I begin the journey of death being alive still. I descend to Mictlán protected by my mother Coatlicue, who showed that the art of dematerialization is the instrument of duality. I understand, at last, my grandmother’s vision.
I look at the amulet: The two gods exist as one. I think that everything functions like this: in pairs, in dualities. I paint my face: one half-red, the other black. I dress in a skirt of snakes and a headdress of feathers. I am Cihuacóatl, the serpent woman. But I am also Mictecacíhuatl, lady of the dead.
I hear them come to drag me into the amphitheater where the mist blinds and the wind cuts like a knife: the last step before the arrival at the abode of the gods.
The doors open. The wind slices my cheeks. I half-close my eyes, though I can see nothing. I begin to salivate. I arch my back. My mouth already tastes like vomit, but I manage to pronounce the words that come from most deep, from the mouths of the gods with a thousand tongues who are not of this world.
Everything is blue.
The decapitated body of T’la-yub guards, by night, the door of her ancestors, which leads to Mictlán. Walking in dreams, she presents herself to the ashes of her grandmother. In the eternity of the mound, the time of dreams is not the same as the time of death.

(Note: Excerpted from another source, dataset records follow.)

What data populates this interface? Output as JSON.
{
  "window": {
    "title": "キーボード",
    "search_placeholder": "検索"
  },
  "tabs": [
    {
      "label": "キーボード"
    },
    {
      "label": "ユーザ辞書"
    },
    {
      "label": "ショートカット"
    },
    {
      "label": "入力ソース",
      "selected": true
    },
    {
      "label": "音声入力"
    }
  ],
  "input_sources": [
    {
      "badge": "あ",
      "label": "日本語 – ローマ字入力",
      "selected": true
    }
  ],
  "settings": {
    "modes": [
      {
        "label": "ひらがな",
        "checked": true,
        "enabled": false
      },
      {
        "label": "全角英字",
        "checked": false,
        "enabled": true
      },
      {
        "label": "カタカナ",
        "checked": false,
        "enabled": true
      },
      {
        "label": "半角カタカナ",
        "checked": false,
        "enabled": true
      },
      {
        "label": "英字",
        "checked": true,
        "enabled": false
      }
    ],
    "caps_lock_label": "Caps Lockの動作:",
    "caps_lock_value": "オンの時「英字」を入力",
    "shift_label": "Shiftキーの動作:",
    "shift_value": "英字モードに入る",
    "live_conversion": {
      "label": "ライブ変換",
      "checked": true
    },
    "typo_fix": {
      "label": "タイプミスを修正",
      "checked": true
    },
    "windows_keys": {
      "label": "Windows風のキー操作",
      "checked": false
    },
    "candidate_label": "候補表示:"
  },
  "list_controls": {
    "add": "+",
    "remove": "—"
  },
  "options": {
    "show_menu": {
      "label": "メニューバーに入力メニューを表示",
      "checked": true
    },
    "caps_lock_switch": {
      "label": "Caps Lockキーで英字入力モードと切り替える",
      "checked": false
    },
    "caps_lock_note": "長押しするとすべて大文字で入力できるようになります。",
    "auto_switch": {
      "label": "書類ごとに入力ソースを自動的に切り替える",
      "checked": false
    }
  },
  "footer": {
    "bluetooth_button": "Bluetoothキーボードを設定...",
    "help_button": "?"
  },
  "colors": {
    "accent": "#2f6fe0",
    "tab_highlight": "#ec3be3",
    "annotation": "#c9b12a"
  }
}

In the principal chamber of Mictlán, time is also different. In the tzompantli of the lords of death, there is eternally a new head. The long black hairs writhe like tentacles. Her red-and-black lips sing to receive the dead, who, at last, have finished their tortuous journey. She kisses them like a mother and makes them rest in the same bed where the sun sleeps.
The head of T’la-yub opens her eyes, which are the stellar eyes of Mictlantecuhtli. They see everything and see themselves in them. The light of the stars is born and extinguished in that same instant.